An Interesting Read: Is Liberalism Good for Your Health?

Since I have been too busy lately to write an in depth article about local political issues, I am once again posting another interesting article about a new ” political epidemiology” study.

Chris Mooney wrote an article on Mother Jones1 about a new study that claims that there is a relationship between a state’s political outlook and the residents health.  Mooney writes:

The paper2—recently published in the journal Social Science and Medicine by political scientist Mitchel Herian of the University of Nebraska-Lincoln and his colleagues—looks at how each US state fares when it comes to the health of its residents. And they find that “the presence of a more liberal government is related to a higher rate of reported health, a lower rate of reported smoking, lower BMI, and fewer numbers of days with poor health.”……..

Why might liberal states have healthier residents? The hypothesis that Herian’s paper set out to test is quite simple: Democratic or liberal states do more to make their populations healthier—for example, through spending more on health care programs and general social safety net programs.

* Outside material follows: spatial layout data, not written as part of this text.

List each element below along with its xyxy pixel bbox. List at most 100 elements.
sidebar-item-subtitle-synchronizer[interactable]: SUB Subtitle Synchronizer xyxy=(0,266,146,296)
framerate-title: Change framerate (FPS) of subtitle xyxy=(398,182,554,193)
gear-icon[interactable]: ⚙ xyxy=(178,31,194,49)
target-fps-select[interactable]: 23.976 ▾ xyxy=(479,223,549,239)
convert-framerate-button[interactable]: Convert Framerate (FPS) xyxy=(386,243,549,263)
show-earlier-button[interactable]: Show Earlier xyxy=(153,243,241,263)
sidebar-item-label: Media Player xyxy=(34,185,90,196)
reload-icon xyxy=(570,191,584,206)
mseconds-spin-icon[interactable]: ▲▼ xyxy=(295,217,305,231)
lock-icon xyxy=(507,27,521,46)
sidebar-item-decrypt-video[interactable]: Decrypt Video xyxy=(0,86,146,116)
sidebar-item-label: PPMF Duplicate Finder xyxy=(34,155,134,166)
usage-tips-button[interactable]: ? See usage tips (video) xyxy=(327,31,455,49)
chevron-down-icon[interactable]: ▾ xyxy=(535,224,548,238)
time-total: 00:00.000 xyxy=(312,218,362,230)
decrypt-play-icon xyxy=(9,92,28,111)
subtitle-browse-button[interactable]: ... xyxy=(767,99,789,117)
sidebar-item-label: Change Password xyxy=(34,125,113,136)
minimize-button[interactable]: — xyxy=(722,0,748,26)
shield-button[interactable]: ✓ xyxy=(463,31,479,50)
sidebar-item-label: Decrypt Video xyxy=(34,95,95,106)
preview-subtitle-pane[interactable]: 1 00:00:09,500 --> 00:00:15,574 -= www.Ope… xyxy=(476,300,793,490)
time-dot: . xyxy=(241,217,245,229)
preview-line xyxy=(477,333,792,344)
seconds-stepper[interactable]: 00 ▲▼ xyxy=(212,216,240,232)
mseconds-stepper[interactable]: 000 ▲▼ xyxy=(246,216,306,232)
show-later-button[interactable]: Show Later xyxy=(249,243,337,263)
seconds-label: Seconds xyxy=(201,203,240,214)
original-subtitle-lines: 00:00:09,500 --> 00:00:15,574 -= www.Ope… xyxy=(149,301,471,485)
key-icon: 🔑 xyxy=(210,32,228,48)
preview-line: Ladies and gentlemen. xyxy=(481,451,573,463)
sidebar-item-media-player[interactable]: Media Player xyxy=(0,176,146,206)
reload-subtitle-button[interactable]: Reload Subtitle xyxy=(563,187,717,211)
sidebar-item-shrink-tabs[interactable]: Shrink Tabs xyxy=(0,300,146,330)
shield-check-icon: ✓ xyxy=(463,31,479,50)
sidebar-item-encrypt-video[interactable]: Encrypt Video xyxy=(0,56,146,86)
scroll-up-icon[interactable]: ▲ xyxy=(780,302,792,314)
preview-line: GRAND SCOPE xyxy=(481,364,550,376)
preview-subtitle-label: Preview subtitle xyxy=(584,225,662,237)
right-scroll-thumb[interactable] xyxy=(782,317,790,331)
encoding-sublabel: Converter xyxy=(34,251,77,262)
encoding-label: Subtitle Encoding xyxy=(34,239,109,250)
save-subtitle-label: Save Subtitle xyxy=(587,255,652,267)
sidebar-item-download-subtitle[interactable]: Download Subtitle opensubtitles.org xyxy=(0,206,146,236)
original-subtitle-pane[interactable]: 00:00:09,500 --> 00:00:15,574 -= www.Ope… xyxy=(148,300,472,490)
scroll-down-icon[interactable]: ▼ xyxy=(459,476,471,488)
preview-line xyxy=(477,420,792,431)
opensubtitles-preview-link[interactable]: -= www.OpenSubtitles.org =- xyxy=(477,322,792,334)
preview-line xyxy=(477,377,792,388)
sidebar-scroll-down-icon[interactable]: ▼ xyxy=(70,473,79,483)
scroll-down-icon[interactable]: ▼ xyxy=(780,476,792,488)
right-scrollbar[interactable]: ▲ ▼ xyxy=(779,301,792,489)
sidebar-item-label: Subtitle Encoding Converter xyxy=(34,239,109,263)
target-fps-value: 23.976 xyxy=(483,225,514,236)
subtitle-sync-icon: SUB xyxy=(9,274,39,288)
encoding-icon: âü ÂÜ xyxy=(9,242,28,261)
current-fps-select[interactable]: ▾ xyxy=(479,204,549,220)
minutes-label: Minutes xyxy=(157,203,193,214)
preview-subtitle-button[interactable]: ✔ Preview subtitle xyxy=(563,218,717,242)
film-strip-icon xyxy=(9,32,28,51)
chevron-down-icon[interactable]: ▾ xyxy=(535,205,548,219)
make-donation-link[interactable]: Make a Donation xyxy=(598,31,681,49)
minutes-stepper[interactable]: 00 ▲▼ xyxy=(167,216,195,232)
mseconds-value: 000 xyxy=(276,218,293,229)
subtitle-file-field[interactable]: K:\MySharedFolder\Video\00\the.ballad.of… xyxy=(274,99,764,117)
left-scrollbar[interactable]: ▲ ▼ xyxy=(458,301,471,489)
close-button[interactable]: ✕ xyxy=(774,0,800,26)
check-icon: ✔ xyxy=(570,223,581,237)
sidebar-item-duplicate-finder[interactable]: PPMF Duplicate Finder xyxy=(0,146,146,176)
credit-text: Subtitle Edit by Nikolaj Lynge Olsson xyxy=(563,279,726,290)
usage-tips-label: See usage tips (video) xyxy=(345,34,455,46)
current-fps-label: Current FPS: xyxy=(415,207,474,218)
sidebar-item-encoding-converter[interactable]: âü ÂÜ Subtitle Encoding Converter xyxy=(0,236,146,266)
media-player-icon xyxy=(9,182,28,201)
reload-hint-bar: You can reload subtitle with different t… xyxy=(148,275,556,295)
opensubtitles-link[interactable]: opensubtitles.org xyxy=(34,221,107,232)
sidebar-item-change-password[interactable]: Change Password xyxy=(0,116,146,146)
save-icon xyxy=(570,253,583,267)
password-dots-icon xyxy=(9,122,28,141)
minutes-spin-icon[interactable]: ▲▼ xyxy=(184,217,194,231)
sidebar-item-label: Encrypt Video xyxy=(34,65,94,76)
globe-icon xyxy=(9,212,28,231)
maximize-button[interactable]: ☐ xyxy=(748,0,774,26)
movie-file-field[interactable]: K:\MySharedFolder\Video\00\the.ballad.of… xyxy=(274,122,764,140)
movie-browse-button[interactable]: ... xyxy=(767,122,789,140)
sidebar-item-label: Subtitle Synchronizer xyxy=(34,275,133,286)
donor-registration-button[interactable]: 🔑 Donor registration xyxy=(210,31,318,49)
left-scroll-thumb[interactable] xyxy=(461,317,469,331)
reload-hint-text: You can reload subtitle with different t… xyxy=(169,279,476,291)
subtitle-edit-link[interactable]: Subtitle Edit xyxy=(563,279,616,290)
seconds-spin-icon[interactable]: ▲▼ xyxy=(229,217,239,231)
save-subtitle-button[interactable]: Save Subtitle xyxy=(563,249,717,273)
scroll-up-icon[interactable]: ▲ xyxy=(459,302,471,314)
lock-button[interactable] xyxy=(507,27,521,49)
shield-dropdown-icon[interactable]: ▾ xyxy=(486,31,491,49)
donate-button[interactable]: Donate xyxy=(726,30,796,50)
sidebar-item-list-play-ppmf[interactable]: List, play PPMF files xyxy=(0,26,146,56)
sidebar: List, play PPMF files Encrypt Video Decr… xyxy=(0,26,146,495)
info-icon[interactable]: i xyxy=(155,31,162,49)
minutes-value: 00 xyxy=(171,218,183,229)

And those policies work, or at least mostly work; hence, their populations are indeed healthier. “We’re definitely talking about the election of Democrats leading to better health outcomes because they adopt policies designed to lead to the better well being of individuals,” says Herian. (Conservatives: Before you cite the Oregon Medicaid study to claim that these types of program don’t actually work to make people healthier, see here.)

The chart below shows the relationship between the politics of a state and how the residents perceive their health

general-health (1)

Mooney describes how the data was collected:

To determine a state’s level of liberalism, the researchers used an index that takes into account factors ranging from how interest groups like the NRA and Americans for Democratic Action rate the state’s congressional representatives to the composition of the state legislature.)

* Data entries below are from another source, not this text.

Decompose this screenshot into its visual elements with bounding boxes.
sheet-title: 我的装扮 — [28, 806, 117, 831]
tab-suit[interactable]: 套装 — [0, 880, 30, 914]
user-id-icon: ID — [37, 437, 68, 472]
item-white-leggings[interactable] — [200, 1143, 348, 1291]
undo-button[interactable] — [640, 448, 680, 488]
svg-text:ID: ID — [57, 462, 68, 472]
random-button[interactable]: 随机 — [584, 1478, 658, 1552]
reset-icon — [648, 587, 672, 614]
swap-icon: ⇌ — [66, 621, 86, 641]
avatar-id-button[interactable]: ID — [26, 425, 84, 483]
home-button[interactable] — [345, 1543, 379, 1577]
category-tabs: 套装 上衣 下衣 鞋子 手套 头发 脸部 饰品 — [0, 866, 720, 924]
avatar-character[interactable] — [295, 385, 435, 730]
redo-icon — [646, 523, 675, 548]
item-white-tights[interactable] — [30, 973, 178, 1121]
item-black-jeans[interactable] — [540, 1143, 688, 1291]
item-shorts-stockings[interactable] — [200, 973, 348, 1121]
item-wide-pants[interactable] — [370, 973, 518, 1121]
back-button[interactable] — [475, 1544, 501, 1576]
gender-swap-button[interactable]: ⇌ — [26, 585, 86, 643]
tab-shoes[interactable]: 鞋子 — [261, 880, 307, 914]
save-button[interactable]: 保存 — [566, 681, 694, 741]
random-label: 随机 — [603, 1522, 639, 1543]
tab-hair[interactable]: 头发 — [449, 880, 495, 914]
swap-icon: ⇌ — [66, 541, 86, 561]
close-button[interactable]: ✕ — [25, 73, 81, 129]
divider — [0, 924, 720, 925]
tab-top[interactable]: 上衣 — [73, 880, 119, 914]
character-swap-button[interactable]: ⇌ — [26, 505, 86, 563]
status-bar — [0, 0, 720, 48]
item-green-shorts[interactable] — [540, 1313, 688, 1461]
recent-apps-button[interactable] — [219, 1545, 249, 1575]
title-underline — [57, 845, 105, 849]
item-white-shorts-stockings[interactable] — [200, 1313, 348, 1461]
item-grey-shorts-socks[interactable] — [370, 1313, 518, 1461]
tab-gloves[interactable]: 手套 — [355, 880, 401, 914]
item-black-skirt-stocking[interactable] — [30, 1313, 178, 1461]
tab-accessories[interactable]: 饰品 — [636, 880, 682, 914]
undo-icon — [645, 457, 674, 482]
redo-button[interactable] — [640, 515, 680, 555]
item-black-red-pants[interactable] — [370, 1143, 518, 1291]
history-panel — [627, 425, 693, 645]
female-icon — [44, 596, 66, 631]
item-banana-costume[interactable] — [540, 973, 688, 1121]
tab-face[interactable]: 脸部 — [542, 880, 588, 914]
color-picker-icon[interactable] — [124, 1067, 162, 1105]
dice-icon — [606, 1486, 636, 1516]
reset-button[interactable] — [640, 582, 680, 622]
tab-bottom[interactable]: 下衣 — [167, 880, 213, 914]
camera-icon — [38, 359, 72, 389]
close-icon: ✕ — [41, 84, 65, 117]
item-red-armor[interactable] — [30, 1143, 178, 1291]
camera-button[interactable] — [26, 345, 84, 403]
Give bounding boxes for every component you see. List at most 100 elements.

For health data, meanwhile, Herian and his colleagues used the Centers for Disease Control and Prevention’s 2010 Behavioral Risk Factor Surveillance System (BRFSS), a vast survey that gave the study a sample size of over 450,000 people. One question in the BRFSS asks people about their “general health”: Individuals are asked to rate their health on a scale of 1 to 5, from “poor” to “excellent.” The average state scores on this question are plotted above. As you can see, while there are some exceptions, the pattern is pretty clear overall: Liberal states tend to fare better on this health measure, and many conservative states do worse.

This liberalism-health trend also holds to be true when the amount of sick days are analyzed.

poor-health (1)

Mooney goes on to say that he understands correlation does not necessarily signify causation, and that Herian and his colleagues controlled for other issues that may bias the analysis.

Read the Mother Jones article and the original Social Science and Medicine paper for more info.

I find these sort of  studies fascinating.  Data taken in mass always has some information that can be valuable.  Although I don’t think a couple of data points should ever be used to justify a point of view, such as looking at the state of Connecticut versus Oklahoma only…this would not tell you very much…no trend really could be identified.  When looking at all the states together on one chart shows a nice trend.

This may not be breaking science, but in this day and age of the ongoing debate over the benefits of Obamacare and the program’s medicaid expansion, this study supports the notion that liberal government programs may indeed lead to a healthier population.

multitudo sapientium sanitas orbis



1Chris Mooney, “Is Liberalism Good for Your Health?”.  Mother Jones, March 25, 2014.

2Mitchel N. Herian, et al, “Social capital, ideology, and health in the United States“.  Social Science and Medicine, vol 105, March 2014, pg 30-37.